I had to build a full scale wood and metal mock up of the suspension and steering controls, but leaving out shocks and springs, to finally be able to clearly witness just exactly what was going wrong with various parameters of wheel alignment during different amounts of suspension compression and extension.
There was also a considerable amount of monkey motion due to overly generous design tolerances, and use of short cuts with inherent drawbacks as well as inadequate quality of parts chosen.
The marvelous and gratifying aspect of all this involvement, is that I eventually got it all right, whilst not betraying any hint of my vast changes made from a casual visual inspection- except for the wheels and tires.
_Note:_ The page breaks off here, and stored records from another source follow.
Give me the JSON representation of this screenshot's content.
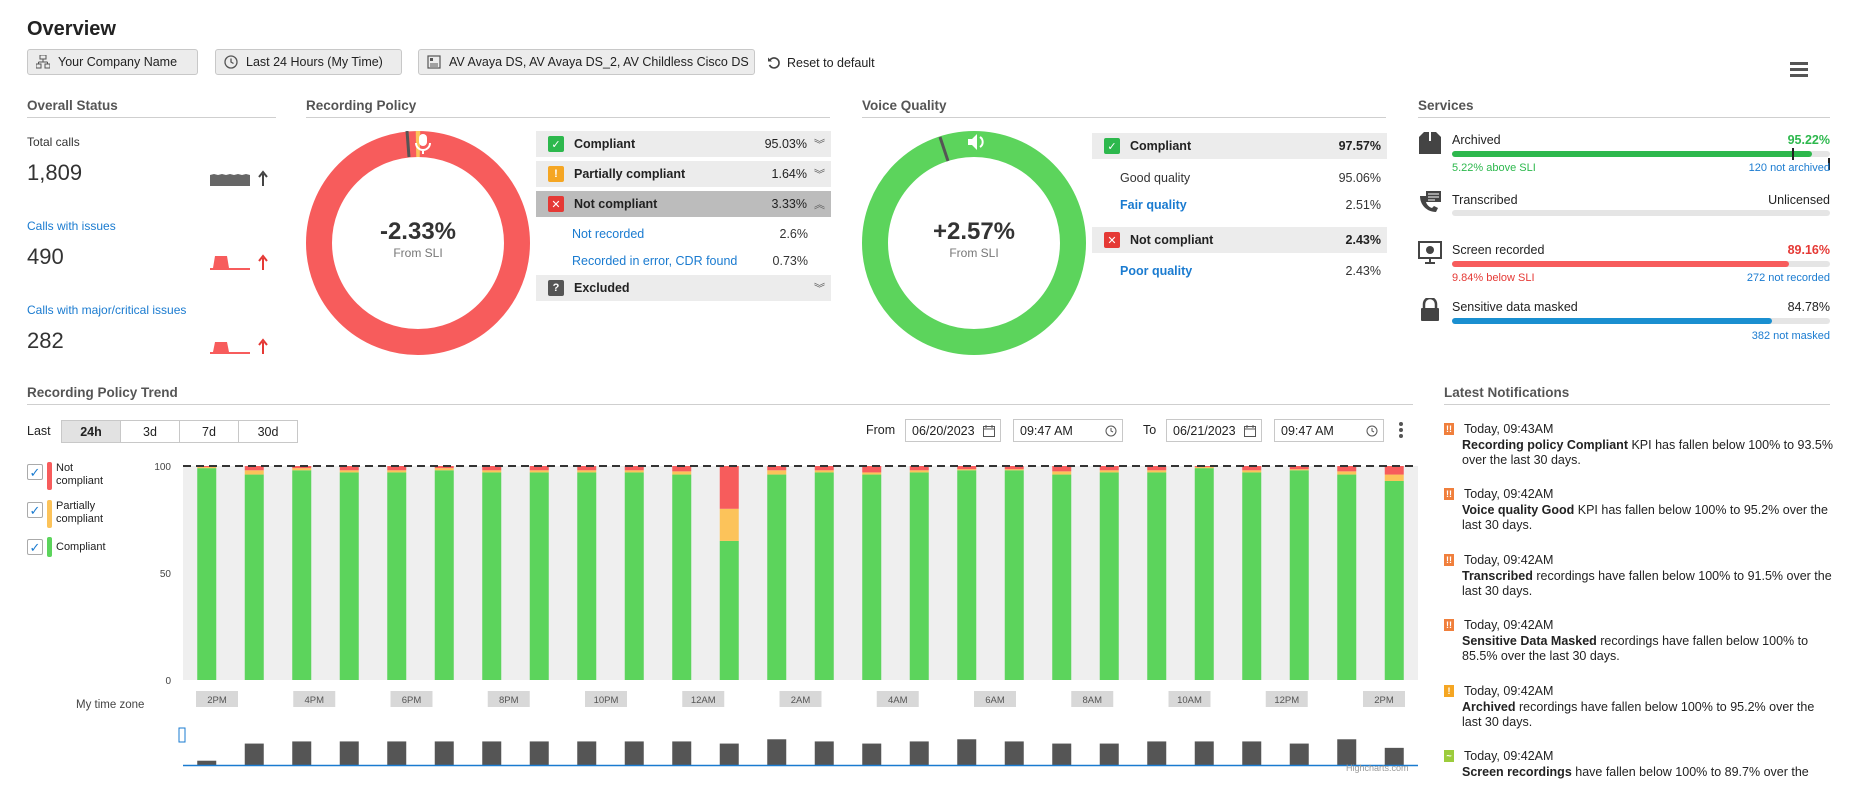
{
  "page": {
    "title": "Overview"
  },
  "filters": {
    "company": "Your Company Name",
    "time_range": "Last 24 Hours (My Time)",
    "sources": "AV Avaya DS, AV Avaya DS_2, AV Childless Cisco DS",
    "reset_label": "Reset to default"
  },
  "overall_status": {
    "title": "Overall Status",
    "items": [
      {
        "label": "Total calls",
        "value": "1,809"
      },
      {
        "label": "Calls with issues",
        "value": "490"
      },
      {
        "label": "Calls with major/critical issues",
        "value": "282"
      }
    ]
  },
  "recording_policy": {
    "title": "Recording Policy",
    "center_value": "-2.33%",
    "center_sub": "From SLI",
    "rows": [
      {
        "label": "Compliant",
        "value": "95.03%"
      },
      {
        "label": "Partially compliant",
        "value": "1.64%"
      },
      {
        "label": "Not compliant",
        "value": "3.33%"
      }
    ],
    "sub_rows": [
      {
        "label": "Not recorded",
        "value": "2.6%"
      },
      {
        "label": "Recorded in error, CDR found",
        "value": "0.73%"
      }
    ],
    "excluded_label": "Excluded"
  },
  "voice_quality": {
    "title": "Voice Quality",
    "center_value": "+2.57%",
    "center_sub": "From SLI",
    "compliant": {
      "label": "Compliant",
      "value": "97.57%"
    },
    "good": {
      "label": "Good quality",
      "value": "95.06%"
    },
    "fair": {
      "label": "Fair quality",
      "value": "2.51%"
    },
    "not_compliant": {
      "label": "Not compliant",
      "value": "2.43%"
    },
    "poor": {
      "label": "Poor quality",
      "value": "2.43%"
    }
  },
  "services": {
    "title": "Services",
    "archived": {
      "label": "Archived",
      "pct": "95.22%",
      "fill": 0.9522,
      "left_note": "5.22% above SLI",
      "right_note": "120 not archived"
    },
    "transcribed": {
      "label": "Transcribed",
      "status": "Unlicensed"
    },
    "screen": {
      "label": "Screen recorded",
      "pct": "89.16%",
      "fill": 0.8916,
      "left_note": "9.84% below SLI",
      "right_note": "272 not recorded"
    },
    "masked": {
      "label": "Sensitive data masked",
      "pct": "84.78%",
      "fill": 0.8478,
      "right_note": "382 not masked"
    }
  },
  "trend": {
    "title": "Recording Policy Trend",
    "last_label": "Last",
    "ranges": [
      "24h",
      "3d",
      "7d",
      "30d"
    ],
    "from_label": "From",
    "from_date": "06/20/2023",
    "from_time": "09:47 AM",
    "to_label": "To",
    "to_date": "06/21/2023",
    "to_time": "09:47 AM",
    "timezone_label": "My time zone",
    "credit": "Highcharts.com",
    "legend": [
      {
        "label": "Not compliant",
        "color": "#f75c5c"
      },
      {
        "label": "Partially compliant",
        "color": "#fcc35a"
      },
      {
        "label": "Compliant",
        "color": "#5cd45c"
      }
    ]
  },
  "chart_data": {
    "type": "bar",
    "stacked": true,
    "ylim": [
      0,
      100
    ],
    "yticks": [
      0,
      50,
      100
    ],
    "reference_line": 100,
    "xticks": [
      "2PM",
      "4PM",
      "6PM",
      "8PM",
      "10PM",
      "12AM",
      "2AM",
      "4AM",
      "6AM",
      "8AM",
      "10AM",
      "12PM",
      "2PM"
    ],
    "series": [
      {
        "name": "Compliant",
        "values": [
          99,
          96,
          98,
          97,
          97,
          98,
          97,
          97,
          97,
          97,
          96,
          65,
          96,
          97,
          96,
          97,
          98,
          98,
          96,
          97,
          97,
          99,
          97,
          98,
          96,
          93
        ]
      },
      {
        "name": "Partially compliant",
        "values": [
          0.5,
          2,
          1,
          1,
          1,
          1,
          1,
          1,
          1,
          1,
          1.5,
          15,
          2,
          1,
          1,
          1,
          0.5,
          0.5,
          1.5,
          1,
          1,
          0.5,
          1,
          0.5,
          1.5,
          3
        ]
      },
      {
        "name": "Not compliant",
        "values": [
          0.5,
          2,
          1,
          2,
          2,
          1,
          2,
          2,
          2,
          2,
          2.5,
          20,
          2,
          2,
          3,
          2,
          1.5,
          1.5,
          2.5,
          2,
          2,
          0.5,
          2,
          1.5,
          2.5,
          4
        ]
      }
    ],
    "navigator_values": [
      2,
      10,
      11,
      11,
      11,
      11,
      11,
      11,
      11,
      11,
      11,
      10,
      12,
      11,
      10,
      11,
      12,
      11,
      10,
      10,
      11,
      11,
      11,
      10,
      12,
      8
    ]
  },
  "notifications": {
    "title": "Latest Notifications",
    "items": [
      {
        "time": "Today, 09:43AM",
        "bold": "Recording policy Compliant",
        "text": " KPI has fallen below 100% to 93.5% over the last 30 days.",
        "color": "#f07f3c",
        "glyph": "!!"
      },
      {
        "time": "Today, 09:42AM",
        "bold": "Voice quality Good",
        "text": " KPI has fallen below 100% to 95.2% over the last 30 days.",
        "color": "#f07f3c",
        "glyph": "!!"
      },
      {
        "time": "Today, 09:42AM",
        "bold": "Transcribed",
        "text": " recordings have fallen below 100% to 91.5% over the last 30 days.",
        "color": "#f07f3c",
        "glyph": "!!"
      },
      {
        "time": "Today, 09:42AM",
        "bold": "Sensitive Data Masked",
        "text": " recordings have fallen below 100% to 85.5% over the last 30 days.",
        "color": "#f07f3c",
        "glyph": "!!"
      },
      {
        "time": "Today, 09:42AM",
        "bold": "Archived",
        "text": " recordings have fallen below 100% to 95.2% over the last 30 days.",
        "color": "#f5a623",
        "glyph": "!"
      },
      {
        "time": "Today, 09:42AM",
        "bold": "Screen recordings",
        "text": " have fallen below 100% to 89.7% over the",
        "color": "#9ccc3c",
        "glyph": "~"
      }
    ]
  }
}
I actually got a single lower trailing arm front suspension to produce no more than 12 thousandth of an inch of toe in with one inch of wheel travel, whereas the original set up was all over the place ( literally and figuratively), and averaged out at 248 thousandths of an inch of bump steer with one inch of wheel travel, but actually performed quite differently on right and left sides due to different steering rod lengths as necessitated by the central seating and necessarily off center input point provided by the ball and trunion steering mechanism.
I could write a book on it, but there would be far too few readers to justify the effort and expense.